Joseph was never ashamed of Jesus.  Instead, Joseph served as guardian of Jesus.  Joseph would move his family to Egypt to avoid the plans of king Herod to murder Jesus.  Joseph would move his family back to Israel and again avoiding dangers of its rulers. Joseph would bring his family to the Temple in Jerusalem to fulfill by deed all acts of righteousness for his own son, Jesus.  Joseph would teach his son, Jesus, the trade of being a carpenter.  Joseph lived his life never ashamed of his savior, always willing to call him Yeshua bar Yosef, Jesus son of Joseph.

When Jesus reached the age of 30, the age when men would be recognized as a rabbi, a teacher, Jesus began his public ministry to reveal that he was not just Joseph’s savior, but the savior of the world.  About the same time, Joseph life in the Scriptures came to close. The time had come for Jesus to speak fully and plainly that his father was God in heaven, sent to bring the good news of salvation to all had ears to hear and eyes to see. For some three years, Jesus spoke of the kingdom of God, about salvation through the forgiveness of sins, about the hope, joy, faith, and life.

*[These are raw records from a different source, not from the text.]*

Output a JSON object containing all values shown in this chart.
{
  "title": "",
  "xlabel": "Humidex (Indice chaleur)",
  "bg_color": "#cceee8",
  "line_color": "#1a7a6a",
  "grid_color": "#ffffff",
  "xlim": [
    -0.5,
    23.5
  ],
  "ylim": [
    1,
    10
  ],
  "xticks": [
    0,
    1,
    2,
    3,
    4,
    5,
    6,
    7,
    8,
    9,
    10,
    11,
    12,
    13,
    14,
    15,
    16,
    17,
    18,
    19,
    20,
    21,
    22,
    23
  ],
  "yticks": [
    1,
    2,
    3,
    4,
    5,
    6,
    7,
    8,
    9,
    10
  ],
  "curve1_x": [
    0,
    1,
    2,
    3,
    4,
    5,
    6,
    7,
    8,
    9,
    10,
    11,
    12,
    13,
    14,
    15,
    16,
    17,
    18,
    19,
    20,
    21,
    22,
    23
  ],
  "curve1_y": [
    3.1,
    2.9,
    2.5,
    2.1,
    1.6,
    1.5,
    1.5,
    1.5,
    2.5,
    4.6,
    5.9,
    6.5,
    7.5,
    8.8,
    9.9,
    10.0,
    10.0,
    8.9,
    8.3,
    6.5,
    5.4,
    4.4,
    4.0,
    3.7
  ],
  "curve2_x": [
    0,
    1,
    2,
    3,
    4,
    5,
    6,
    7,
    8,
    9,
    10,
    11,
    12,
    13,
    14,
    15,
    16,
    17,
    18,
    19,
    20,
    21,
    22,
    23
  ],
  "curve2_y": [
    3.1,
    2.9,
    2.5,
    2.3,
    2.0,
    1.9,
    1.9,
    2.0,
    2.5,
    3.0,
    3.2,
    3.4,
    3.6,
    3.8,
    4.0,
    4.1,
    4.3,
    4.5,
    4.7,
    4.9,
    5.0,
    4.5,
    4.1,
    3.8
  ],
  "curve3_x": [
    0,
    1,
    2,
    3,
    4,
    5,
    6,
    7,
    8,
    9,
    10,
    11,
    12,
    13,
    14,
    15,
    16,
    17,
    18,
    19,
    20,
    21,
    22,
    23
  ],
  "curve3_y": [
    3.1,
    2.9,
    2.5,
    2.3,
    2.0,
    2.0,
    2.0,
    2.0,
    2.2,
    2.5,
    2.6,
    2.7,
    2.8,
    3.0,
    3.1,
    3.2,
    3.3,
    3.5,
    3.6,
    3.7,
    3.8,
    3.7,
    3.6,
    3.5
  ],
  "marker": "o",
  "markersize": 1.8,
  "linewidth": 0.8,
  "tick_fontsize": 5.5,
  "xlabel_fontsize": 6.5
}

And when the time was right, Jesus prayed to his father in heaven with the power of the Holy Spirit, “Abba, Father, not my will but yours.”  Jesus faced the dilemma as Joseph had faced, who’s will to follow.  Shall I follow my will, or shall I follow God’s will?  Joseph prayed and followed God’s will, taking Mary home to be his wife and bearing the Son of God, the savior.  Jesus prayed and followed God’s will, taking up the cross and be the savior of all.

In a few moments, we will take up the bread and the cup.  Provisions that Joseph would have given to his son Jesus as a sign of love and given to strengthen and nourish Jesus’ body. Joseph, did you know, that Jesu would later take those simple provisions of bread and juice and change them into powerful symbols of his body and blood, signs of love to bring salvation to all who would follow him?  Joseph did you know that the love you shared with Jesus would be multiplied in Jesus hands to a love for the world? 

Let us be as Joseph, dedicated to seeking God’s wisdom, showing ourselves through deeds done in humility, and let us not be ashamed of Jesus, our savior. Let us pray.